Como dice Camus: “la honradez no necesita reglas”. No es que se nazca honrado; se crece de un ambiente honrado y se trae un alma con predilección por lo honrado. Pero no son las palabras las que hacen cambiar a los humanos, sobre todo si estas están en oposición a los hechos.
Las leyes humanas son por eso injustas y falaces. Nacen de eficientes moralistas (o juristas) que logran imponer sus dictados, los cuales, a menudo, únicamente sirven para proteger al poderoso de su peor enemigo, el menesteroso.

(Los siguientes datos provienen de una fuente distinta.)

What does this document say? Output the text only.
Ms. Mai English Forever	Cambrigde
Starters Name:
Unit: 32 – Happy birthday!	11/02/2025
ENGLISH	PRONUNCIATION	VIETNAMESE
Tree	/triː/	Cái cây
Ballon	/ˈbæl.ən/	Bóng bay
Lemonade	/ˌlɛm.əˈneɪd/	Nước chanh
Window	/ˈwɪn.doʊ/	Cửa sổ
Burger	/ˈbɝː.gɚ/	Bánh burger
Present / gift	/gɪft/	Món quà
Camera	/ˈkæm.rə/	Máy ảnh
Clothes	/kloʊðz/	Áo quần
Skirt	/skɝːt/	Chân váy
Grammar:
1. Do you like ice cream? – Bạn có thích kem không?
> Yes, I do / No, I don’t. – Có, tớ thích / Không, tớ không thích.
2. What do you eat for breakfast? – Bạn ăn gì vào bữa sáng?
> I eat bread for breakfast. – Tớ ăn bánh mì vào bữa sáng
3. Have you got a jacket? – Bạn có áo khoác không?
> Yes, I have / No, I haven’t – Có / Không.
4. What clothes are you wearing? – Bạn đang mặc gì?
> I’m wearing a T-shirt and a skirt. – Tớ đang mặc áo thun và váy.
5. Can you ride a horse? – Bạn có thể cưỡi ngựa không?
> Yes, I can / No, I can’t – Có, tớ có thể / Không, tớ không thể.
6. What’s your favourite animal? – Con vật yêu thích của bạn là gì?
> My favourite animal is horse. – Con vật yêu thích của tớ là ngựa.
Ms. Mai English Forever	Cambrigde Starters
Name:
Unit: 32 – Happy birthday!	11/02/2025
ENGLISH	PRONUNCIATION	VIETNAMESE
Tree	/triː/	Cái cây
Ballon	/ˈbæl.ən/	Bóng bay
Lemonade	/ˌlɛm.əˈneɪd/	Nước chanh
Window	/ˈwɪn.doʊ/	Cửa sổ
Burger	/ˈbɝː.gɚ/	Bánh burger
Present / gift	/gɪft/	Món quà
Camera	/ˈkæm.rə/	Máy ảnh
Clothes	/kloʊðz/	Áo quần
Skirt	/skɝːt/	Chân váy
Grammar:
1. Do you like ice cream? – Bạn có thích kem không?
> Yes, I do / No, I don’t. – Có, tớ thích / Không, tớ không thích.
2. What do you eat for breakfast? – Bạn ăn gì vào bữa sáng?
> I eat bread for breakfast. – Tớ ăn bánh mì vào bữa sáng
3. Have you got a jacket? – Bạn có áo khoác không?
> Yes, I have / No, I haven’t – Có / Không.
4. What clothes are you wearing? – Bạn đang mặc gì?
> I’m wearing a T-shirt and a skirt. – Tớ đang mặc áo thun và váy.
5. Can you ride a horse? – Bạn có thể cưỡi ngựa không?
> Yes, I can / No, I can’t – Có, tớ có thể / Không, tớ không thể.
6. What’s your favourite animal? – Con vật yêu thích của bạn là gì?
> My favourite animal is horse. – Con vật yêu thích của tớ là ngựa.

Establecer qué es lo bueno y qué es lo malo y disertar sobre ello es, por demás, execrable. Se debe antes establecer que es lo bueno y lo malo dentro de nosotros mismos. Ardua tarea, pues tendemos a engañarnos con facilidad.
Probamos nuestra honradez con nuestros hechos que no con nuestras palabras.
Esta tiene poder únicamente si nos otorgan la posibilidad de la duda, si hacen tambalear nuestras sólidas creencias. Pero, sobre todo, si logran cambiar nuestra manera de actuar en beneficio de nosotros mismos y de los demás.
Toda moral está al servicio de un sistema político determinado, que lo único que trata es de domesticar al individuo, de hacerlo juicioso, obligándole a no pensar en sí mismo y por sí mismo y acatar todo dogma o doctrina que otorga el poder a unos cuantos.
Siempre habrá quienes diserten sobre la moral y quienes la prediquen. Hasta se escriben libros sobre ella. Se ven con portadas en donde se ha impreso un dedo señalador, acusador. En alguna forma quieren hacernos sentir culpables. Quieren mutilarnos. Como cuando éramos niños y arbitrarias de padres, maestros y curas.
En verdad, preferimos a los que viven una vida disipada que no se hacen daño ni a sí mismos ni a los demás que a los que viven una vida tristemente impecable, regida por una fatua moral castrante que paraliza razón y sentimientos.
Por eso el peor enemigo del moralista es el poeta. Porque el poeta no fanfarronea con lo bueno y lo malo. Va más allá. Nos desnuda su corazón y su vida. Se nos entrega sin demora. Nos hace dudar, pensar, sentir. Desborda cavilaciones, que no creencias.
Con frecuencia el moralista es lobo con piel de cordero. El poeta, en cambio, es lobo auténtico. Su fuerza radica en su carencia de máscaras, de disfraces, de afeites. Se sabe lobo y se presenta como lobo. En múltiples ocasiones es oveja con piel de oveja. Sin engaños ni manipuleos.
Las épocas en que se les da importancia a los moralistas son las épocas más inmorales. Aclaremos: son las épocas en donde el hombre atenta más en contra de sí mismo y, por ende, de sus semejantes.
En cambio, hay épocas en que se venera a los poetas. Grecia y Roma. Aún no había nacido la palabra pecado y la palabra perdón era cuestionable. No se temía al poeta porque había un deleite por aprender a pensar y a sentir.